Zoom-Zero: Reinforced Coarse-to-Fine Video Understanding via Temporal Zoom-in
Xiaoqian Shen, Min-Hung Chen, Yu-Chiang Frank Wang, Mohamed Elhoseiny, Ryo Hachiuma
2025-12-17
Summary
This paper focuses on improving how well computers can answer questions about videos, specifically by making sure they focus on the *right* parts of the video when finding the answer.
What's the problem?
Current systems, even advanced ones using large language models, often struggle to pinpoint the exact moments in a video that are relevant to a question. They might look at the wrong sections or even 'hallucinate' information not actually present in the video, leading to incorrect answers. Existing methods trying to fix this, like Group Relative Policy Optimization, haven't fully solved the problem of accurately connecting the answer to the visual evidence.
What's the solution?
The researchers developed a new approach called Zoom-Zero. It works in two steps: first, it broadly identifies the sections of the video that *might* contain the answer. Then, it 'zooms in' on the most important frames within those sections to verify the answer and make sure it's grounded in what's actually happening visually. They also improved how the system learns by rewarding it for accurate zooming and by carefully assigning credit to the parts of the system responsible for finding the right video segments and generating the answer.
Why it matters?
This work is important because it significantly improves the accuracy of video question answering systems. By better understanding *when* to look in a video, the system provides more reliable answers and can even handle longer videos more effectively, preserving important details without getting lost in the overall context. This advancement brings us closer to AI that can truly 'understand' and interact with video content.
Abstract
Grounded video question answering (GVQA) aims to localize relevant temporal segments in videos and generate accurate answers to a given question; however, large video-language models (LVLMs) exhibit limited temporal awareness. Although existing approaches based on Group Relative Policy Optimization (GRPO) attempt to improve temporal grounding, they still struggle to faithfully ground their answers in the relevant video evidence, leading to temporal mislocalization and hallucinations. In this work, we present Zoom-Zero, a coarse-to-fine framework that first localizes query-relevant segments and then temporally zooms into the most salient frames for finer-grained visual verification. Our method addresses the limits of GRPO for the GVQA task with two key innovations: (i) a zoom-in accuracy reward that validates the fidelity of temporal grounding prediction and facilitates fine-grained visual verification on grounded frames; (ii) token-selective credit assignment, which attributes rewards to the tokens responsible for temporal localization or answer generation, mitigating GRPO's issue in handling multi-faceted reward signals.
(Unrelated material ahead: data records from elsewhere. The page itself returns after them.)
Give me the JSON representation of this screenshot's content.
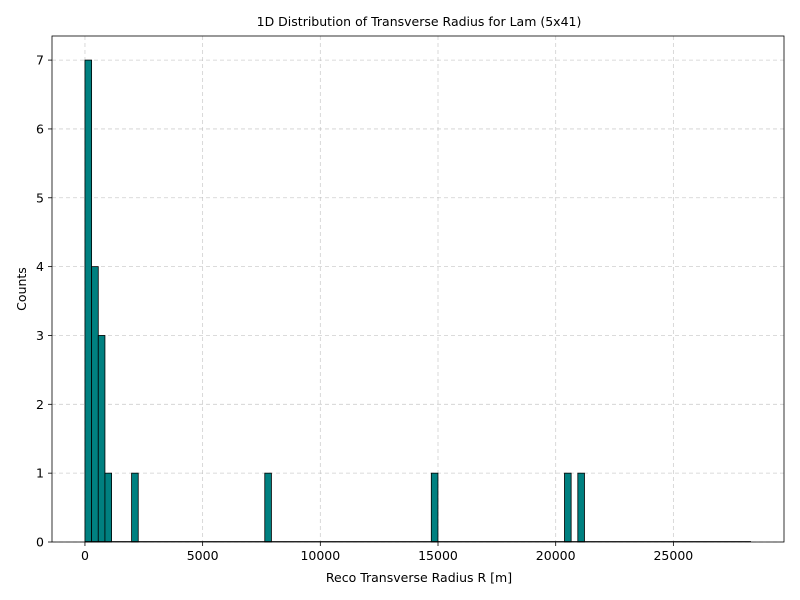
{
  "chart_data": {
    "type": "bar",
    "title": "1D Distribution of Transverse Radius for Lam (5x41)",
    "xlabel": "Reco Transverse Radius R [m]",
    "ylabel": "Counts",
    "xlim": [
      -1400,
      29700
    ],
    "ylim": [
      0,
      7.35
    ],
    "xticks": [
      0,
      5000,
      10000,
      15000,
      20000,
      25000
    ],
    "yticks": [
      0,
      1,
      2,
      3,
      4,
      5,
      6,
      7
    ],
    "grid": true,
    "bar_color": "#008080",
    "bin_width": 283,
    "bins": [
      {
        "x0": 0,
        "count": 7
      },
      {
        "x0": 283,
        "count": 4
      },
      {
        "x0": 566,
        "count": 3
      },
      {
        "x0": 849,
        "count": 1
      },
      {
        "x0": 1132,
        "count": 0
      },
      {
        "x0": 1981,
        "count": 1
      },
      {
        "x0": 2264,
        "count": 0
      },
      {
        "x0": 7640,
        "count": 1
      },
      {
        "x0": 7923,
        "count": 0
      },
      {
        "x0": 14715,
        "count": 1
      },
      {
        "x0": 14998,
        "count": 0
      },
      {
        "x0": 20374,
        "count": 1
      },
      {
        "x0": 20657,
        "count": 0
      },
      {
        "x0": 20940,
        "count": 1
      },
      {
        "x0": 21223,
        "count": 0
      }
    ],
    "range_max": 28300
  }
}
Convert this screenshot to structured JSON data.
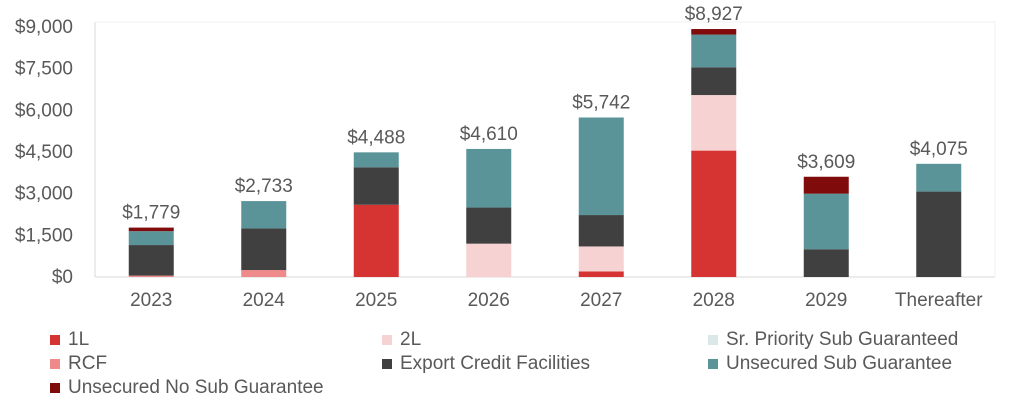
{
  "chart_data": {
    "type": "bar",
    "stacked": true,
    "categories": [
      "2023",
      "2024",
      "2025",
      "2026",
      "2027",
      "2028",
      "2029",
      "Thereafter"
    ],
    "ylim": [
      0,
      9000
    ],
    "yticks": [
      0,
      1500,
      3000,
      4500,
      6000,
      7500,
      9000
    ],
    "ytick_labels": [
      "$0",
      "$1,500",
      "$3,000",
      "$4,500",
      "$6,000",
      "$7,500",
      "$9,000"
    ],
    "grid": false,
    "legend_position": "bottom",
    "totals": [
      "$1,779",
      "$2,733",
      "$4,488",
      "$4,610",
      "$5,742",
      "$8,927",
      "$3,609",
      "$4,075"
    ],
    "series": [
      {
        "name": "1L",
        "color": "#d63333",
        "values": [
          0,
          0,
          2600,
          0,
          200,
          4550,
          0,
          0
        ]
      },
      {
        "name": "2L",
        "color": "#f6d2d2",
        "values": [
          0,
          0,
          0,
          1200,
          900,
          2000,
          0,
          0
        ]
      },
      {
        "name": "Sr. Priority Sub Guaranteed",
        "color": "#dbe8e8",
        "values": [
          0,
          0,
          0,
          0,
          0,
          0,
          0,
          0
        ]
      },
      {
        "name": "RCF",
        "color": "#ef8a8a",
        "values": [
          50,
          250,
          0,
          0,
          0,
          0,
          0,
          0
        ]
      },
      {
        "name": "Export Credit Facilities",
        "color": "#404040",
        "values": [
          1100,
          1500,
          1350,
          1300,
          1130,
          1000,
          1000,
          3075
        ]
      },
      {
        "name": "Unsecured Sub Guarantee",
        "color": "#5a9499",
        "values": [
          500,
          983,
          538,
          2110,
          3512,
          1177,
          2000,
          1000
        ]
      },
      {
        "name": "Unsecured No Sub Guarantee",
        "color": "#7f0b0b",
        "values": [
          129,
          0,
          0,
          0,
          0,
          200,
          609,
          0
        ]
      }
    ]
  }
}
Our proposed method advances grounded video question answering, improving temporal grounding by 5.2\% on NExT-GQA and 4.6\% on ReXTime, while also enhancing average answer accuracy by 2.4\%. Additionally, the coarse-to-fine zoom-in during inference further benefits long-form video understanding by preserving critical visual details without compromising global context, yielding an average improvement of 6.4\% on long-video benchmarks.